Well, you probably do.
Having been the pinnacle of our childhood, this candy might not have been particularly tastebud-striking a few years back, but somehow nostalgia has made it one of the most sought-after candies in recent memory.
Or the Pokemon effect, as I like to call it.
But anyway, the White Rabbit candy had its 60th anniversary recently, and in celebration, a pop-up bubble tea store and merchandise store was set up in LuOne mall in Shanghai.
And the selections are certainly decent too, with offerings such as White Rabbit Milk Tea and White Rabbit Tiramisu Milk Tea.
But there’s just one thing about it.
There’s reportedly a four-hour queue for the drinks, and according to some patrons…
It doesn’t even taste like White Rabbit candy.
White Rabbit Bubble Tea is Now a Thing in China With 4-Hour Queue
The pop-up bubble tea store and merchandise store, for one, definitely seems interesting.
Apart from White Rabbit-infused Milk Teas, the store, that was set up in LuOne Mall in Shanghai, promised quite a lot of intriguing stuff as well.
Cushions, tote bags, lip balms, shower creams, scent diffusers… you name it they probably have it.
But of course, you probably still came for the beverages, and here’s a little breakdown:
Held in conjunction with the Chinese bubble tea chain Happy Lemon, the collaboration between White Rabbit and Bubble Tea gave birth to six special flavours:
- Lemon Tea (S$3.75)
- Lemon Tea with Ice Cream (S$4.94)
- Milk Tea (S$3.75)
- Milk Tea with Crystal Pearls (S$4.35)
- Tiramisu Milk Tea (S$4.15)
- Tiramisu Red Bean Milk Tea (S$4.54)
Also, additional toppings are available as well, including the likes of red bean (S$0.40), crystal pearls (S$0.59) and ice cream (S$1.19).
And with adorable cup holders that had the White Rabbit logo packaged with drinks, you don’t have to be a sleuth to know it:
It’s gonna be popular.
But this popular? Oh my tian
Just to clarify, the pop-up bubble tea store is open for a period of around three months, from 29 May to 18 August.
Yet, despite the ample time for everyone to at least get an acquired taste, fans in China seemed to have pulled a leaf from our own locals’ kiasu book…
And formed snaking queues from the second day of the pop-up store’s opening itself.
“Wow, wait, just how long do they have to queue for a damn cup then?” you ask.

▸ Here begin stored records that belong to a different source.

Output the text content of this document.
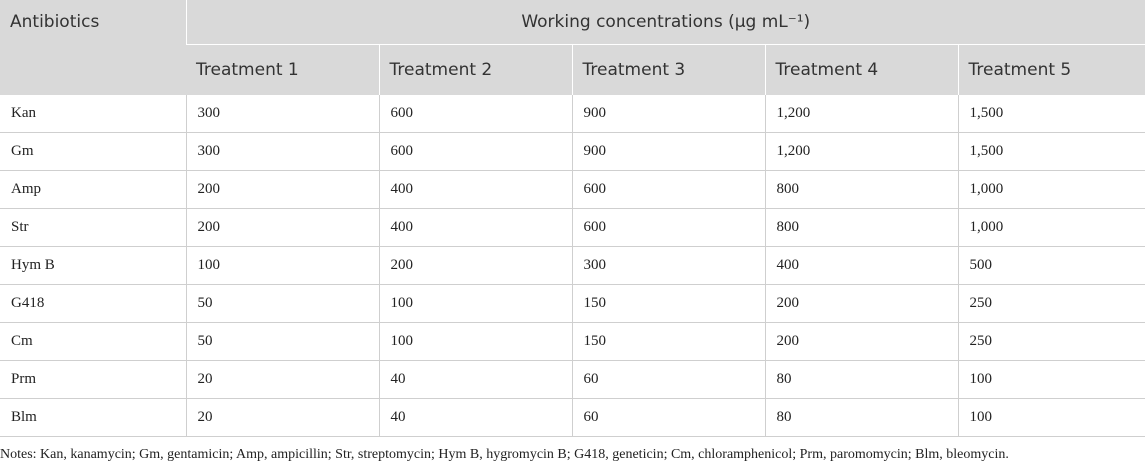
Antibiotics	Working concentrations (µg mL⁻¹)				
	Treatment 1	Treatment 2	Treatment 3	Treatment 4	Treatment 5
Kan	300	600	900	1,200	1,500
Gm	300	600	900	1,200	1,500
Amp	200	400	600	800	1,000
Str	200	400	600	800	1,000
Hym B	100	200	300	400	500
G418	50	100	150	200	250
Cm	50	100	150	200	250
Prm	20	40	60	80	100
Blm	20	40	60	80	100
Notes: Kan, kanamycin; Gm, gentamicin; Amp, ampicillin; Str, streptomycin; Hym B, hygromycin B; G418, geneticin; Cm, chloramphenicol; Prm, paromomycin; Blm, bleomycin.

In response I say just two words:
And the inevitable happened
Back when Avengers: Endgame was first released on local shores, money-makers saw an opportunity. Snapping up tickets with all the thirst of an NSMan who has been in confinement for two weeks, they then jacked up the price and hoped that desperate fans will take up their offer.
And it seems that over in China, things don’t exactly work differently. According to Mothership, re-sellers were allegedly pushing out the drinks at anywhere from 70 yuan (S$13.83) to 100 yuan (S$19.79), which is four to five times the original price for your information.
In fact, apparently, the highest price tag that exists so far is 168 yuan (S$33.20) for a cup of Tiramisu Red Bean Milk Tea on the food delivery app Ele.me.
S$33.20 for a cup of milk tea? Where are the cops when you need them?
And to make things worse?
The drinks allegedly don’t even taste like White Rabbit candy.
In a recent interview, Chinese news site The Paper asked two university students who went down to the pop-up store for some drinks. And apparently…
The drinks just taste like normal milk tea.
According to the report, one of the students mentioned that the drinks tasted like normal milk tea, and there wasn’t the White Rabbit candy flavour they expected.
As for the other student, the lemon tea flavoured drink tasted just like how you’ll expect:
Other lemon teas you have drunk before.
And before you start defending the drink and slamming these two students in question, there are actually other users on Weibo who concur with the notion.
“When I heard the official White Rabbit Ice Cream was here, I rushed down! The scalpers have raised the price so much, it’s already at 100 yuan a cup! Flavour-wise, I think it wasn’t too good. I can’t taste the White Rabbit candy flavour – it’s just like the usual Happy Lemon flavour. Friends who also went down, what do you think?”
But it’s not all bad
Perhaps it’s the whole half-full or half-empty thing, but there were some Netizens who chose to look on the bright side of it all.
Rough translation: “Only because it’s the White Rabbit candy, I queued up a whole four hours for this milk tea! I went through much trouble – I’m gonna give myself a pat on the back for my admirable spirit just this once. What I drank is not milk tea, but a cup of love!”
And some contented themselves with the pretty packaging.
Though to be fair, it does indeed look pretty aesthetic.
But hey, to that end I still haven’t asked the all-important question:
Would you brave a four-hour long queue to satisfy your nostalgia?